Gdy funkcjonariusze zjawili się na miejscu, 45-letni mężczyzna, który zaatakował żonę, w samych majtkach wskoczył do Odry w rejonie ulicy Spółdzielczej. Po przepłynięciu rzeki uciekł w kierunku pobliskich terenów zalewowych.

- Po dojechaniu kolejnych strażaków z Kamieńca Wrocławskiego i Wrocławia, dokonano przeszukania przyległego terenu z lądu i wody, lecz nie odnaleziono mężczyzny – poinformowali ratownicy Dolnośląskiego WOPR, którzy uczestniczyli w działaniach poszukiwawczych.

Policjanci, którzy zjawili się na miejscu przede wszystkim zajęli się pobitą kobietą, ponieważ doznała ona poważnych obrażeń. Jak powiedziała pobita kobieta, mąż zaatakował ją tłuczkiem do mięsa. - W nocy z czwartku na piątek obudziłam się, gdy stał nade mną, w ręce miał tłuczek do mięsa. Zaczął mnie nim bić po głowie. Jakimś cudem wybiegłam przed dom, gdzie pomogli mi sąsiedzi, którzy wystraszyli męża. Ten pobiegł przez ogródek i wskoczył do rzeki – powiedziała "Gazecie Wrocławskiej".

Podkreśliła przy tym, że to nie było pierwsze takie agresywne zachowanie mężczyzny. - Dwa tygodnie temu próbował mnie udusić gołymi rękami. Interweniowali sąsiedzi i policjanci.

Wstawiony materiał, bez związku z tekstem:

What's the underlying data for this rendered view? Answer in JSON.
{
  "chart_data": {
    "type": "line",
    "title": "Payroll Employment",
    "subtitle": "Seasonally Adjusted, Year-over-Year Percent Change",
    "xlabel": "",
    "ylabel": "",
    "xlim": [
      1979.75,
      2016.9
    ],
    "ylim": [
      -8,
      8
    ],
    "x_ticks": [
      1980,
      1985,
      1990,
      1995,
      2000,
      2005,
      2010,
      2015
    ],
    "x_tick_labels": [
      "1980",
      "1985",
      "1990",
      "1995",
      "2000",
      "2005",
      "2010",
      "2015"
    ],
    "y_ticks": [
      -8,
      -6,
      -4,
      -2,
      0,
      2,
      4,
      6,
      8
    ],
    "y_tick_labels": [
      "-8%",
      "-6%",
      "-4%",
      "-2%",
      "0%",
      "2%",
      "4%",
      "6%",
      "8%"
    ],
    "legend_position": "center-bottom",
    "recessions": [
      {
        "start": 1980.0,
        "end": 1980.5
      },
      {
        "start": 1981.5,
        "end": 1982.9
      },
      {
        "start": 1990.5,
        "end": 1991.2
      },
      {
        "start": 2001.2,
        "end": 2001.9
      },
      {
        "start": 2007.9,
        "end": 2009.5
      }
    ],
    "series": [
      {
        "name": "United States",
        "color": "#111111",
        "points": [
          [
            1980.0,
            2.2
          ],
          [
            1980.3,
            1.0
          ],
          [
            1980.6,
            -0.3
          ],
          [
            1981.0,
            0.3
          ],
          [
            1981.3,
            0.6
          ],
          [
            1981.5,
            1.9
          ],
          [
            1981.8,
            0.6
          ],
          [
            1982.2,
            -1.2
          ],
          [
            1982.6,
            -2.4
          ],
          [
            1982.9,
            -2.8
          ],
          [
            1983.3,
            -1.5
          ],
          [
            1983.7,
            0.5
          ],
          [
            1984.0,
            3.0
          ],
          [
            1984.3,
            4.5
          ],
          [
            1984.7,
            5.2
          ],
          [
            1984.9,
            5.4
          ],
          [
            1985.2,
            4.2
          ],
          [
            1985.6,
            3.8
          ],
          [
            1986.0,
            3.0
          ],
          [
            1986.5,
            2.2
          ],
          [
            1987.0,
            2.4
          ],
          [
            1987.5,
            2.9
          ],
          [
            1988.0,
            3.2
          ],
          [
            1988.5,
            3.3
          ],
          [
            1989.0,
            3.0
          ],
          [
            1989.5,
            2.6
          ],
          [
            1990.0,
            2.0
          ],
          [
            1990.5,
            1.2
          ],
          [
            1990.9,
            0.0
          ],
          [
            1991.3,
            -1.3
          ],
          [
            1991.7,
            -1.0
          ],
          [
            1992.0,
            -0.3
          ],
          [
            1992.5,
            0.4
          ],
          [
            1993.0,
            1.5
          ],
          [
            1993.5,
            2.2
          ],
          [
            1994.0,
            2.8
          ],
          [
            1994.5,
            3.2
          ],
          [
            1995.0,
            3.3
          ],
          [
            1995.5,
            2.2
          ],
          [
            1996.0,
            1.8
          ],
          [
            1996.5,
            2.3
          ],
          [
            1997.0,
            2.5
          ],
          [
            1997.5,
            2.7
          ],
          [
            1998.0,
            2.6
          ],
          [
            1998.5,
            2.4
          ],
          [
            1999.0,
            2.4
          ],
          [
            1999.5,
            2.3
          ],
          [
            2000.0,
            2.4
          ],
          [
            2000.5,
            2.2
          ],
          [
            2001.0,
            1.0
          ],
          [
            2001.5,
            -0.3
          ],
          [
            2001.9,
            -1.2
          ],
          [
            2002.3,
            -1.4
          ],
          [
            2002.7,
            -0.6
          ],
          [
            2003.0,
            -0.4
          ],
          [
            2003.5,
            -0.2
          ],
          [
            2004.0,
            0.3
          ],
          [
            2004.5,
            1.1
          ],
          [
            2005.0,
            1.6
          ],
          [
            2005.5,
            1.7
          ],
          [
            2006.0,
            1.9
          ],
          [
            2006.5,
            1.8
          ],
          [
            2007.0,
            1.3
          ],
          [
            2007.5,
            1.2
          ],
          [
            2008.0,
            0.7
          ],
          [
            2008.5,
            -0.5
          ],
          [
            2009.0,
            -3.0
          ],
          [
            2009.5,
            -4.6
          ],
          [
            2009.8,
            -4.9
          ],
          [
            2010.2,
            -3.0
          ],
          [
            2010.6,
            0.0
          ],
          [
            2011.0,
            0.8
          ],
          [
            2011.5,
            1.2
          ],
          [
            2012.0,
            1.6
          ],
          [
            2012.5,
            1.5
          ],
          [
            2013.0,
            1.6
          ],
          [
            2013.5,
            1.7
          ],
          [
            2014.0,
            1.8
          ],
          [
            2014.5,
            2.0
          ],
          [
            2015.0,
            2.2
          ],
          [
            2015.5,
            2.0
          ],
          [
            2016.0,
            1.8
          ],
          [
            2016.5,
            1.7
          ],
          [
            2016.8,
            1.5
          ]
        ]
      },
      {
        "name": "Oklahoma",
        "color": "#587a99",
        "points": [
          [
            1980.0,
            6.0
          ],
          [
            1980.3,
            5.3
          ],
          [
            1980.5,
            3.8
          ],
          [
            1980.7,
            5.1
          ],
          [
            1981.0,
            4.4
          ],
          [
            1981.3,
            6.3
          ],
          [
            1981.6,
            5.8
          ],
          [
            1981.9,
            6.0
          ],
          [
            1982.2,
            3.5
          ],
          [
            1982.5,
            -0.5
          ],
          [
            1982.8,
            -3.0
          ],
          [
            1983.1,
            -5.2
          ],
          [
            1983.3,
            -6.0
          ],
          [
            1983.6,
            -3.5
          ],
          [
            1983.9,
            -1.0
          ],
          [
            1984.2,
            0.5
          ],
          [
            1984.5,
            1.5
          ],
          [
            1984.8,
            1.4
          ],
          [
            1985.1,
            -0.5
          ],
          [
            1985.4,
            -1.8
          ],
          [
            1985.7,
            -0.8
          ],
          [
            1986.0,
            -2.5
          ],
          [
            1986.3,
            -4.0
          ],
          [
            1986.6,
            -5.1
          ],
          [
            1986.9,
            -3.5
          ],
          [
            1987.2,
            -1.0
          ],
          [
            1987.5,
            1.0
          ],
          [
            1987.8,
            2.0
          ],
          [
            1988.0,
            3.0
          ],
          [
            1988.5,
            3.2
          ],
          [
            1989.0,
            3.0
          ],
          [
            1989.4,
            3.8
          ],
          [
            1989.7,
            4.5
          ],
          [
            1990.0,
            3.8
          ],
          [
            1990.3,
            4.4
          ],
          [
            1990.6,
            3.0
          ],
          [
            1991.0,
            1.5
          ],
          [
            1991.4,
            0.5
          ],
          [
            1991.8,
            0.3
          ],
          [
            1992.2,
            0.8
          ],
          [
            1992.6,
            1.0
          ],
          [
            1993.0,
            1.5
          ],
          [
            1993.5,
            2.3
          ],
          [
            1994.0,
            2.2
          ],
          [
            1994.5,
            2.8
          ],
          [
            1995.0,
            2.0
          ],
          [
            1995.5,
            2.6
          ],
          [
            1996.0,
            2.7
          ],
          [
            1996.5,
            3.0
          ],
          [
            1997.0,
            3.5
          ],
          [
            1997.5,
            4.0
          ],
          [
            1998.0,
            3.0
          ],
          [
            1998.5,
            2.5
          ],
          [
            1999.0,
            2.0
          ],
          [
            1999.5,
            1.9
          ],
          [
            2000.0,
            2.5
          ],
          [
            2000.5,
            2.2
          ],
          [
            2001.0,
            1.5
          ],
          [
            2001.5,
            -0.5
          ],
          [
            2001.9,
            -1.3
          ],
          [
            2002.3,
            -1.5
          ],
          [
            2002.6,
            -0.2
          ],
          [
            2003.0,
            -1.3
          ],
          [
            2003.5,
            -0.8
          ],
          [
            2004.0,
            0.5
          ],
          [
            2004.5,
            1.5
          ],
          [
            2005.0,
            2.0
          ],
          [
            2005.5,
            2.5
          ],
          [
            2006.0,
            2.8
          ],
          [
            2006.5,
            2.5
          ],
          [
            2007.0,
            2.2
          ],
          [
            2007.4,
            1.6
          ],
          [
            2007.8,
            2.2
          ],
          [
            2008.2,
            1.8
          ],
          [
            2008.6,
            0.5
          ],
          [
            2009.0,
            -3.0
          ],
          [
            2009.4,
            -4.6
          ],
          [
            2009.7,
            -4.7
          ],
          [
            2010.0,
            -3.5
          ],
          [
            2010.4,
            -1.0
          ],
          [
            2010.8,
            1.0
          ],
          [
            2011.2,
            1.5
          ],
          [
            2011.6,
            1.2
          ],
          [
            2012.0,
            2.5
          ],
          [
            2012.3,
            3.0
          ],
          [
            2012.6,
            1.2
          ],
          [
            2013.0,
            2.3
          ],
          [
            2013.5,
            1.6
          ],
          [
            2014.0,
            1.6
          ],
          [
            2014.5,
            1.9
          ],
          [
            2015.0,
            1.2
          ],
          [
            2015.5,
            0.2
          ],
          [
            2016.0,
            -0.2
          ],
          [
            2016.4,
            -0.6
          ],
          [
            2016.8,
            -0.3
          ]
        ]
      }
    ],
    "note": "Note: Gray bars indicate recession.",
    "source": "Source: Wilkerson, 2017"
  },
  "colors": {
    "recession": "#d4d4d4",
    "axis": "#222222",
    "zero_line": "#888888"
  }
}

Zatrzymano go na dwa tygodnie i dostał eksmisję. Do domu wrócił w ostatnią środę. Chciałam się z nim pogodzić i przez 1,5 dnia był spokojny – powiedziała.

Agresor długo nie cieszył się wolnością. W weekend został zatrzymany przez policjantów z Siechnic, czyli sąsiedniej gminy. - Mężczyzna trafił do aresztu. Sprawą zajmuje się prokuratura w Oławie i od prokuratora będzie zależała kwalifikacja czynu, a co za tym idzie treść zarzutów - powiedział nam mł. asp. Rafał Jarząb z Komendy Miejskiej Policji we Wrocławiu.